Oh, and as for Lucas joking about not getting an Oscar, I don't know--that gave me a rather queasy feeling. I know he obviously agreed to along with the joke, but it just felt rather awkward to me--and perhaps even a bit bitter.

2/26/2007 3:11 PM  
Blogger Chris Hansen said...


Well -- I can agree that it was not Scorsese's best film, but that still leaves some room for great filmmaking (because his "best" is among the best ever made). I think The Departed is a layered tale of lost identity. Billy Costigan, in trying to do the right thing, chooses a path that eradicates his very identity -- in the literal sense, of course, but also because he has to get so involved in criminal behavior that he loses his identity as a cop. The same goes for Matt Damon's character, from the other side. He is clearly on the side of the bad guys, but even he doesn't know where his real allegiances lie.
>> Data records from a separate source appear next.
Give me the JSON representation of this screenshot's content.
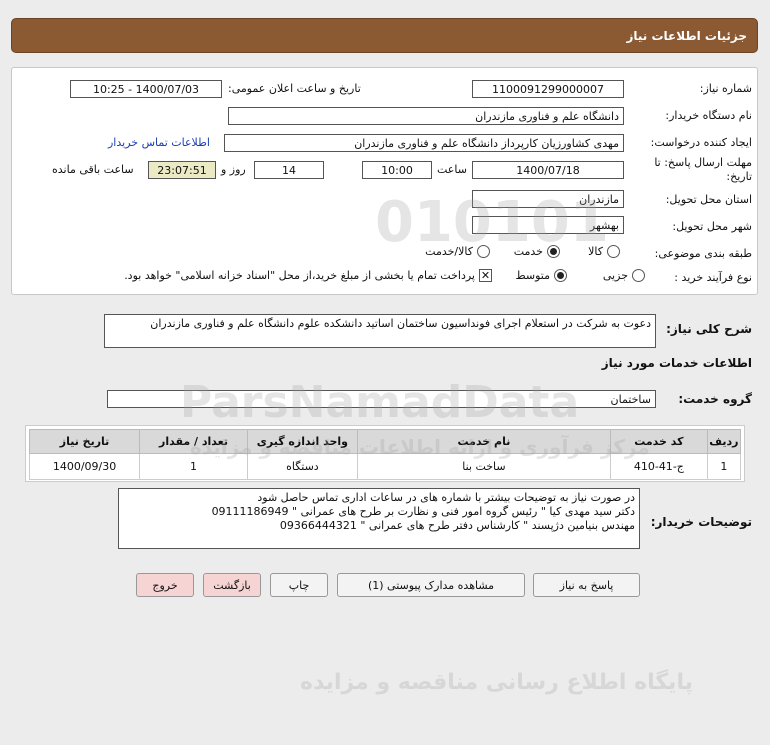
{
  "header": {
    "title": "جزئیات اطلاعات نیاز"
  },
  "form": {
    "need_number_label": "شماره نیاز:",
    "need_number": "1100091299000007",
    "announce_label": "تاریخ و ساعت اعلان عمومی:",
    "announce_value": "1400/07/03 - 10:25",
    "buyer_org_label": "نام دستگاه خریدار:",
    "buyer_org": "دانشگاه علم و فناوری مازندران",
    "creator_label": "ایجاد کننده درخواست:",
    "creator": "مهدی  کشاورزیان کارپرداز دانشگاه علم و فناوری مازندران",
    "contact_link": "اطلاعات تماس خریدار",
    "deadline_label": "مهلت ارسال پاسخ: تا تاریخ:",
    "deadline_date": "1400/07/18",
    "time_label": "ساعت",
    "deadline_time": "10:00",
    "days_value": "14",
    "days_label": "روز و",
    "remaining_time": "23:07:51",
    "remaining_label": "ساعت باقی مانده",
    "province_label": "استان محل تحویل:",
    "province": "مازندران",
    "city_label": "شهر محل تحویل:",
    "city": "بهشهر",
    "category_label": "طبقه بندی موضوعی:",
    "category_options": [
      "کالا",
      "خدمت",
      "کالا/خدمت"
    ],
    "category_selected": "خدمت",
    "process_label": "نوع فرآیند خرید :",
    "process_options": [
      "جزیی",
      "متوسط"
    ],
    "process_selected": "متوسط",
    "payment_note": "پرداخت تمام یا بخشی از مبلغ خرید،از محل \"اسناد خزانه اسلامی\" خواهد بود.",
    "payment_checked": true
  },
  "description": {
    "label": "شرح کلی نیاز:",
    "text": "دعوت به شرکت در استعلام اجرای فونداسیون ساختمان اساتید دانشکده علوم دانشگاه علم و فناوری مازندران"
  },
  "services": {
    "section_title": "اطلاعات خدمات مورد نیاز",
    "group_label": "گروه خدمت:",
    "group_value": "ساختمان",
    "columns": [
      "ردیف",
      "کد خدمت",
      "نام خدمت",
      "واحد اندازه گیری",
      "تعداد / مقدار",
      "تاریخ نیاز"
    ],
    "rows": [
      [
        "1",
        "ج-41-410",
        "ساخت بنا",
        "دستگاه",
        "1",
        "1400/09/30"
      ]
    ]
  },
  "buyer_notes": {
    "label": "توضیحات خریدار:",
    "lines": [
      "در صورت نیاز به توضیحات بیشتر با شماره های در ساعات اداری تماس حاصل شود",
      "دکتر سید مهدی کیا \" رئیس گروه امور فنی و نظارت بر طرح های عمرانی \" 09111186949",
      "مهندس بنیامین دژپسند \" کارشناس دفتر طرح های عمرانی \" 09366444321"
    ]
  },
  "buttons": {
    "reply": "پاسخ به نیاز",
    "attachments": "مشاهده مدارک پیوستی (1)",
    "print": "چاپ",
    "back": "بازگشت",
    "exit": "خروج"
  },
  "watermark": {
    "digits": "010101",
    "brand": "ParsNamadData",
    "tagline_1": "مرکز فرآوری و ارائه اطلاعات مناقصه و مزایده",
    "tagline_2": "پایگاه اطلاع رسانی مناقصه و مزایده"
  }
}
I've only seen it once, and I feel like I need to see it again, but the direction, acting, and editing were all tight and superb, and the writing was effective, especially because it didn't hammer these points but rather let them be a part of the nature of the story...

2/26/2007 8:26 PM  
Anonymous Jonathan said...

Thanks for your thoughts, Chris. I'm going to have to take another look at the movie again soon.

3/02/2007 11:33 AM  
Blogger Chris Hansen said...

Me too -- I've still only seen it once, so my thoughts aren't really THAT well formed at this point.